*The Pattern at Pendarvis,* 8/1/18
David Jay and I saw *The Pattern at Pendarvis* on 8/1/18, presented by the New Dog Theatre Company and StreetSigns. My friend Bryon in Wisconsin had told me about the play - - it’s an adaptation/dramatization of an interview that Will Fellows did as part of the research for his book *A Passion To Preserve: Gay Men as Keepers of Culture.* The story centers on Pendarvis, a historical site in Mineral Point, Wisconsin. Mineral Point was a 19th century center for lead miners from Cornwall and in the 1930s Robert Neal and Edgar Hellum bought some of the buildings and restored them, opening them as a tourist attraction and eventually a restaurant. The Wisconsin Historical Society took over the property in 1970 and gradually washed away all evidence of the gay couple who had created it.
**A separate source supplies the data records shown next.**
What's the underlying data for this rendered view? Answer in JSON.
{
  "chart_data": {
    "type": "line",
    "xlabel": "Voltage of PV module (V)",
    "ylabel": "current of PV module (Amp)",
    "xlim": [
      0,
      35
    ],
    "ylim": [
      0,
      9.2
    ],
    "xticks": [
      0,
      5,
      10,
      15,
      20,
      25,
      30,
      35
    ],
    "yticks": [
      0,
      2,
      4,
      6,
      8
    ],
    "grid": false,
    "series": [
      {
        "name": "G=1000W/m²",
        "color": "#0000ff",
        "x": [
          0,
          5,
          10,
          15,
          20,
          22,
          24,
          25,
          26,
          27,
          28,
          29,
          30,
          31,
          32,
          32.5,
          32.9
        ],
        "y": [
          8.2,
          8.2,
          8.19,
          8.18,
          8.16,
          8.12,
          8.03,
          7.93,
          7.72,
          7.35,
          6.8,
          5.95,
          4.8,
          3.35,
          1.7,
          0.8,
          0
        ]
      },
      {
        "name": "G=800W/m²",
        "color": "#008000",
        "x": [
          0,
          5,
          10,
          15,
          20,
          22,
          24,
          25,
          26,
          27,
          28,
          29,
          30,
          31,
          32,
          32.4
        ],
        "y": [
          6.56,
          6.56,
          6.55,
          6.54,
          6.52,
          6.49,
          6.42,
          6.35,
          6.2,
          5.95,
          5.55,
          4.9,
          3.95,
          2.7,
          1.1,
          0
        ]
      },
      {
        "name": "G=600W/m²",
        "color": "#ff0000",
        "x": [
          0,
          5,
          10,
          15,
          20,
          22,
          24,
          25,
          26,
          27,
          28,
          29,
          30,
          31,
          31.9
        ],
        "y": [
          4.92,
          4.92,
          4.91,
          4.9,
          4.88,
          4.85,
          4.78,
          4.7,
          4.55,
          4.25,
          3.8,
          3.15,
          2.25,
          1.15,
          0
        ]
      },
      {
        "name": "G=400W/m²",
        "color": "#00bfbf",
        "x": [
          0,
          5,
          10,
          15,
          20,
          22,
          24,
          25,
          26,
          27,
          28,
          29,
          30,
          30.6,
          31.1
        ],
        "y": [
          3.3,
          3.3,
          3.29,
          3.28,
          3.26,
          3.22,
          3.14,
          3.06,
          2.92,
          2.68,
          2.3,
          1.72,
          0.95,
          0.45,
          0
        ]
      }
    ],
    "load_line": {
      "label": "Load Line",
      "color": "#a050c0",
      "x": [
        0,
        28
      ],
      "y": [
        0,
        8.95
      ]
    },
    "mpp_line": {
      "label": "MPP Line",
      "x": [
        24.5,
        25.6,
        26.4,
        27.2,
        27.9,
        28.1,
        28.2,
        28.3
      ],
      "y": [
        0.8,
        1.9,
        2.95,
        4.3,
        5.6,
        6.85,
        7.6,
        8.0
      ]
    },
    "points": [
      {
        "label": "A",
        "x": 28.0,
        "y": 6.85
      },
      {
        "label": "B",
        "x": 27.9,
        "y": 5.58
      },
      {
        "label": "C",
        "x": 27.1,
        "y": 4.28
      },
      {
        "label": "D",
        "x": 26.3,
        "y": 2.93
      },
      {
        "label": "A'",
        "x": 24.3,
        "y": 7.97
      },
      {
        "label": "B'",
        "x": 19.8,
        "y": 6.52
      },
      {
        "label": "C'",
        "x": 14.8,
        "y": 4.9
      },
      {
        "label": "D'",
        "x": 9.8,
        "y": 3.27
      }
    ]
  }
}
It’s a three-character play: it’ll be easiest for me to call them the Old Man, the Young Man, and the Troublemaker. The Old Man is Edgar Hellum, the surviving half of the gay couple who restored Pendarvis. The Young Man is Rich Farnsworth, a fictionalized depiction of Will Fellows, the author of the book. It’s 1997 and the Young Man has come to Mineral Point to interview the Old Man. He’s greeted by the Troublemaker, the president of the Board that manages Pendarvis. The Troublemaker is very gracious at first. The Old Man shows up and the Young Man starts the interview. Whenever his questions steer in a vaguely gay direction, the Troublemaker reroutes the conversation back to the restoration angle. This happens again and again, leading to a heated argument between the Young Man and the Troublemaker. The Old Man eventually asks the Troublemaker to leave.
Their conversation becomes much more direct and, in a sense, intimate. At one point the Young Man asks him if he wishes he had been born thirty or forty years later, wouldn’t his life have been easier, wouldn’t it have been more fulfilling to have lived in a more open and honest way? The Old Man is somewhat insulted by this question. He doesn’t feel that the Young Man appreciates that his life with his partner had integrity and meaning, that they lived in an honest way even if they didn’t talk with others about their relationship. The play ends with a genuine and profound sweetness. The two characters have bonded, learned from each other, and formed a meaningful connection.
David Jay and I both enjoyed the play, it was consistently interesting and well done. We both felt it was low on drama, which is unusual for a play! But it worked on its own merits. It’s exactly the right length at an hour and twenty minutes, and has found a perfect home in the tiny theater south of Houston Street. This show will not transfer to a larger Off Broadway house and then on to Broadway, and we shouldn’t expect that it would. We both thought it would be good to be produced now and then during Pride Month, and it would work very well as a TV movie on Logo or similar.
The three actors were all first class. All three of them nailed the Midwestern reserve, I loved seeing that. David Murray Jaffe played the Troublemaker, which is maybe the trickiest part. He did a good job of sitting and listening and stirring things up when needed. He created drama without being dramatic about it, which I imagine is a difficult balance. Gregory Jensen played the Young Man. He was very appealing, and it has to be said, very handsome, and he had charming sort of awkward manner.
The most touching performance was by Lawrence Merritt as the Old Man, Edgar Hellum. He’s eighty years old (I did a little internet sleuthing to find that number), and has an impressive list of credits: he was in the original Broadway companies of *No Strings,* *Dear World,* *Applause,* and *Pippin.* He also appeared as a dancer with Ann-Margret, Raquel Welch, Liza Minnelli, Lucille Ball, and Ginger Rogers. It was a joy to see an actor of his age playing a leading role in a play. He had a warmth and sincerity that were very effective. At first I thought a few of his mannerisms (the way he emphatically blinked his eyes, his difficulty getting into and out of the chair) were choices for his character, but by the end of the show I wondered if they were actually parts of HIM! He did need help getting out of the chair for his curtain call…
I asked for a press ticket to this show and they offered me two, which is always a treat. But the biggest treat was walking into the theater and seeing that we had reserved seats! That was a first for me, I felt so VIP.